Para ahli juga sudah sering menyatakan, bahwa kata-kata memiliki kekuatan yang sangat dahsyat. Kata-kata bisa membentuk persepsi. Kata-kata bisa membangun karakter dan jati diri. Kata-kata bisa membangun konsep perilaku.
Dalam buku Great Mother karya Rifuwanti dikisahkan, sebuah keluarga kaya raya yang bergelimang kemewahan. Semua anak selalu mendapatkan hal yang menjadi kesenangan dirinya. Sejak kecil, anak sudah memiliki taman bermain privat. Saat remaja semua anak dibelikan motor dan mobil.
Mereka berlibur dengan cara yang sangat istimewa. Pergi mengunjungi tempat wisata dengan menyewa pesawat untuk membawa serta semua anggota keluarga. Rumah mereka sangat mewah, dengan fasilitas yang serba ada.
Sayang dalam keluarga ini minus pendidikan agama. Mereka hanya bergelimang material, namun kering spiritual. Hanya mengenal sisi lahiriyah, dan tidak mendapat sentuhan batiniyah. Maka anak-anak sulit untuk disuruh shalat dan membaca Al Qur'an.
Silih berganti datang guru mengaji, untuk mengajarkan ilmu membaca Al Qur'an. Namun tak ada yang mempan. Kondisi ini akhirnya membuat orangtua menjadi tidak nyaman. Kedua orangtua di rumah itu akhirnya berusaha untuk mengurangi kesenangan anak-anak, dengan tidak memenuhi permintaan mereka.
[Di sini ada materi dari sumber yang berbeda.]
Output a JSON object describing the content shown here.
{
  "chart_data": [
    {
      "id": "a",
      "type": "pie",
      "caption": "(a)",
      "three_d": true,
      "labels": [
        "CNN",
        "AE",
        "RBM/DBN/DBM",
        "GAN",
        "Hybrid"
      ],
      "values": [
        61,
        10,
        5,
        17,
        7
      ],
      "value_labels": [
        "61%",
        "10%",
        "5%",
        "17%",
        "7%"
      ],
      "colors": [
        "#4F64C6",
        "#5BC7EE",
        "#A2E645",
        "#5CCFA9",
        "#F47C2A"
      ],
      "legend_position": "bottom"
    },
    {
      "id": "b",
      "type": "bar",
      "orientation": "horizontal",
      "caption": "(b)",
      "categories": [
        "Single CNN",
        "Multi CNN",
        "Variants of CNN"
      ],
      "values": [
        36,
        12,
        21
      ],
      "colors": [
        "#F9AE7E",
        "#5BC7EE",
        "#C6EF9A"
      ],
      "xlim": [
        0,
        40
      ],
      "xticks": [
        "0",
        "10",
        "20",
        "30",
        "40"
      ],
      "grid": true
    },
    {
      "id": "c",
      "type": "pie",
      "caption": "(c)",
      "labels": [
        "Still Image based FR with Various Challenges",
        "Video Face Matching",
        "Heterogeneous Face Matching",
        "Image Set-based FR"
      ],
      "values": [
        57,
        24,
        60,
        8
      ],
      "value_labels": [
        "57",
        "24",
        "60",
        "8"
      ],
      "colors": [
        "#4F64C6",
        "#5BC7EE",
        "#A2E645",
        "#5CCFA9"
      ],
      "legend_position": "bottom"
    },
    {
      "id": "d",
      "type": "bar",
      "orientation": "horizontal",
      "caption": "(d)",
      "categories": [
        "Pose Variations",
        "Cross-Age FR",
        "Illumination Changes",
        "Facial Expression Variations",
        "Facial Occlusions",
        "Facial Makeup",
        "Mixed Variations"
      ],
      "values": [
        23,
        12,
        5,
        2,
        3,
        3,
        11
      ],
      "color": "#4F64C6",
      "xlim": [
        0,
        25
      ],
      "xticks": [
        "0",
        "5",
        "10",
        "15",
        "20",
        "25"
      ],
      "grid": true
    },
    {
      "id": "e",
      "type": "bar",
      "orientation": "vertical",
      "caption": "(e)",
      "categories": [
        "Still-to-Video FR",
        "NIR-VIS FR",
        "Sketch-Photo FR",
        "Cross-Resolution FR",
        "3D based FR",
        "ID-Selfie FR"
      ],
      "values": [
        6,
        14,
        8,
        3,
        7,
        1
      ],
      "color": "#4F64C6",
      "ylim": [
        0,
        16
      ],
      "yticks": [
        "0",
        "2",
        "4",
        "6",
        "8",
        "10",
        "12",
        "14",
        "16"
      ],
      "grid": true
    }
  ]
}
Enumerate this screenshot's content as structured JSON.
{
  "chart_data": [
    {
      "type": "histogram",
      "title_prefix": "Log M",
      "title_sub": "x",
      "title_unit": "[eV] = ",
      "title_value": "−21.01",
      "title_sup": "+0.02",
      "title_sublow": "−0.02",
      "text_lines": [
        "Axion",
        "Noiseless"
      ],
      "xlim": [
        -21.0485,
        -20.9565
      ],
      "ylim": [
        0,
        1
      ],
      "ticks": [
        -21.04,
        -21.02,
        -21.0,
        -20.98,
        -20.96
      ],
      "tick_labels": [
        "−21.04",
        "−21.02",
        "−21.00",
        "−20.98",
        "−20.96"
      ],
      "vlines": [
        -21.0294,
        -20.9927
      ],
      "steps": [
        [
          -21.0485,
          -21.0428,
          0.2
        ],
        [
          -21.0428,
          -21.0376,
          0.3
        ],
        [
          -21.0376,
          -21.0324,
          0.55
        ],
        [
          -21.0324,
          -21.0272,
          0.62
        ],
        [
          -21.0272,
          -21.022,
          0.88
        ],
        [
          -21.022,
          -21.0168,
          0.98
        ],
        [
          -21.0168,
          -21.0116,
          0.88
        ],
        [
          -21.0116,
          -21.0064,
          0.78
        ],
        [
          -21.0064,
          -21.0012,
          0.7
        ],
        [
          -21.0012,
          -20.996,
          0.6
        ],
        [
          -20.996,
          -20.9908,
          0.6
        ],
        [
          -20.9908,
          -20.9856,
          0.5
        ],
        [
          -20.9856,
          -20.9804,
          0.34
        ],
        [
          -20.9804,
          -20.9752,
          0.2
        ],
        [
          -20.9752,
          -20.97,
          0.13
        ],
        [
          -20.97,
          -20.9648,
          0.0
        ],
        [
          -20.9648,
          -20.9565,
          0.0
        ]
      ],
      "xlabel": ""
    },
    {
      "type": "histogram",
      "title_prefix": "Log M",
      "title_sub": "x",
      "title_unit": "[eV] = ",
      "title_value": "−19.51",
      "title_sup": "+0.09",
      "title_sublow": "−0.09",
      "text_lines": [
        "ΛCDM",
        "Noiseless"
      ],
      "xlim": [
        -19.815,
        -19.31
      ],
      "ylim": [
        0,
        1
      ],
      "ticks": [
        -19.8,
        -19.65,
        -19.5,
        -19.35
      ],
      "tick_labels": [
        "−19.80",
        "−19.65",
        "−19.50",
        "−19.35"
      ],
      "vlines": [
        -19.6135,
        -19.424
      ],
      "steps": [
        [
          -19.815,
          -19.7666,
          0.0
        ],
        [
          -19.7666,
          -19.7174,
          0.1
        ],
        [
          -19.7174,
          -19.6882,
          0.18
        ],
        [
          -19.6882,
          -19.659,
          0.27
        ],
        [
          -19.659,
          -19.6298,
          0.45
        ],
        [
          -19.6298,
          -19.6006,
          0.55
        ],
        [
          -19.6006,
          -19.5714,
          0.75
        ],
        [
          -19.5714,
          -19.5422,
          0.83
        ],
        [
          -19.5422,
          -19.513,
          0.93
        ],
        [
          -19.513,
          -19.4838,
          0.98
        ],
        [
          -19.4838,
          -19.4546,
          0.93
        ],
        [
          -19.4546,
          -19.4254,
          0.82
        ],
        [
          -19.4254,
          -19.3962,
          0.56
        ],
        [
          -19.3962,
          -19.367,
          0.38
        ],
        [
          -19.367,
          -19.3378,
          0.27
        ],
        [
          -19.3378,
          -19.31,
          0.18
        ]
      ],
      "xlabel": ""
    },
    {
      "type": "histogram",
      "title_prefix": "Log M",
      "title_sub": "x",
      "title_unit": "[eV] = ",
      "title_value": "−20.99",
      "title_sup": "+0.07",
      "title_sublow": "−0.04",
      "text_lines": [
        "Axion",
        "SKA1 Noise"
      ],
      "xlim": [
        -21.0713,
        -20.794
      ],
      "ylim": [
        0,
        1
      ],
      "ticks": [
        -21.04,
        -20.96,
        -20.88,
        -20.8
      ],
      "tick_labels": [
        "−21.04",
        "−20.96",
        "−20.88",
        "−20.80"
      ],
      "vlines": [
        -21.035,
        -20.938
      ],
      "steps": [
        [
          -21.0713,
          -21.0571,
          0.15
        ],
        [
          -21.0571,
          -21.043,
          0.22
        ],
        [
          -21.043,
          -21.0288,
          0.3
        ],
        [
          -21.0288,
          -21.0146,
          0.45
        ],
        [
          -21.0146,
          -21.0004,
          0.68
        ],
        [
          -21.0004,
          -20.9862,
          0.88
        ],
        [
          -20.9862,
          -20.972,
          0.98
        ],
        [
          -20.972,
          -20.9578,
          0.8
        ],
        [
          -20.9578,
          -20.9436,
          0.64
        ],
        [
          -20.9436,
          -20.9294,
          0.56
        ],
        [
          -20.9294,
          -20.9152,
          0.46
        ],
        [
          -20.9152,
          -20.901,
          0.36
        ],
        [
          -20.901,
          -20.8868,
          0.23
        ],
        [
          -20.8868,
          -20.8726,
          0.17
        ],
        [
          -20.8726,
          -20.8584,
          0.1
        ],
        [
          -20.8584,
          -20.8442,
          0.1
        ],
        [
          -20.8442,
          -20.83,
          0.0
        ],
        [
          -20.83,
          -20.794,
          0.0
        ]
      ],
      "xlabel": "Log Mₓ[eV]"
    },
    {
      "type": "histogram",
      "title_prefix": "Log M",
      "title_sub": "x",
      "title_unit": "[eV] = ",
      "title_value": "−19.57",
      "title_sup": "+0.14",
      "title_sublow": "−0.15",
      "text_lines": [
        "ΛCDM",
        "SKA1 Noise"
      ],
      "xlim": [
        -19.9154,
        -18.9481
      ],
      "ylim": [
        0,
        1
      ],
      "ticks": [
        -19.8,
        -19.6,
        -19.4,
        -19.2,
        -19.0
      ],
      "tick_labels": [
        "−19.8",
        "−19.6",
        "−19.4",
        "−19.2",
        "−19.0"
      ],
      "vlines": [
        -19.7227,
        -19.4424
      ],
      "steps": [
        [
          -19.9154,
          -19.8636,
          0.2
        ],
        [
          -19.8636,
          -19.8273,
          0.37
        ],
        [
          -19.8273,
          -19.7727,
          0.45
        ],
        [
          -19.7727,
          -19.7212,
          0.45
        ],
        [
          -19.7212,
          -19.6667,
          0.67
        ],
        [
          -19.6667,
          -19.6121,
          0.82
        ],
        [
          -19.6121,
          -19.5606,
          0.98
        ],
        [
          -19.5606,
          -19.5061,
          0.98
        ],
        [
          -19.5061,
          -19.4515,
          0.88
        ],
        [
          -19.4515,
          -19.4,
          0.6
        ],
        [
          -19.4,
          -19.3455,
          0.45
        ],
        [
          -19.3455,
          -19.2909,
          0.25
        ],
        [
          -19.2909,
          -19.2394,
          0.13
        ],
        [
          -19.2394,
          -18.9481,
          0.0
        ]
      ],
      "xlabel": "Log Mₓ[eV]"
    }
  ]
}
Setiap anak meminta uang, sang ibu selalu menolak.
"Mama tidak punya uang", ujar sang ibu beralasan. Padahal ia punya uang.
"Kalian bisanya hanya minta-minta saja. Tahu ga Mama gak punya uang", jawaban untuk waktu yang lain.
"Kalian menyusahkan orangtua saja", jawaban pada hari berikutnya.
Jika anak melakukan perbuatan yang tidak menyenangkan, orangtuanya akan menghardik dengan kata-kata negatif.
"Dasar anak tidak tahu diri. Bikin susah terus".
"Kalian ini mau jadi apa? Mau jadi hantu ya? Benar-benar tidak pernah menyenangkan orangtua".
"Kalian ini malu-maluin orangtua saja kerjanya".
Kata-kata yang pedas, negatif dan penuh bully kepada anak sendiri ini, pada suatu hari nanti ternyata menjadi kenyataan.
Anak-anak di rumah itu semakin tidak terkendali. Mereka terlibat pergaulan bebas, berbagai tindak kejahatan, dan tidak mampu menyelesaikan pendidikan. Seiring berjalannya waktu, kondisi ekonomi orangtua semakin menurun. Suasana keluarga itu semakin hancur.
Anak-anak yang terbiasa hidup mewah, tidak bisa menerima realitas hidup yang penuh keterbatasan. Setelah dewasa, mereka tak mampu bekerja. Tidak ada ijasah untuk melamar kerja formal. Dampaknya, mereka sulit mandiri. Hidup mereka bergantung kepada orang lain.
Di masa dewasa, anak-anak hanya bisa menggelandang --dari rumah satu kerabat ke kerabat yang lain---meminta-minta. Sampai kerabat yang rutin dikunjungi menjadi tidak nyaman, karena anak-anak itu kerap melakukan perbuatan yang menyusahkan.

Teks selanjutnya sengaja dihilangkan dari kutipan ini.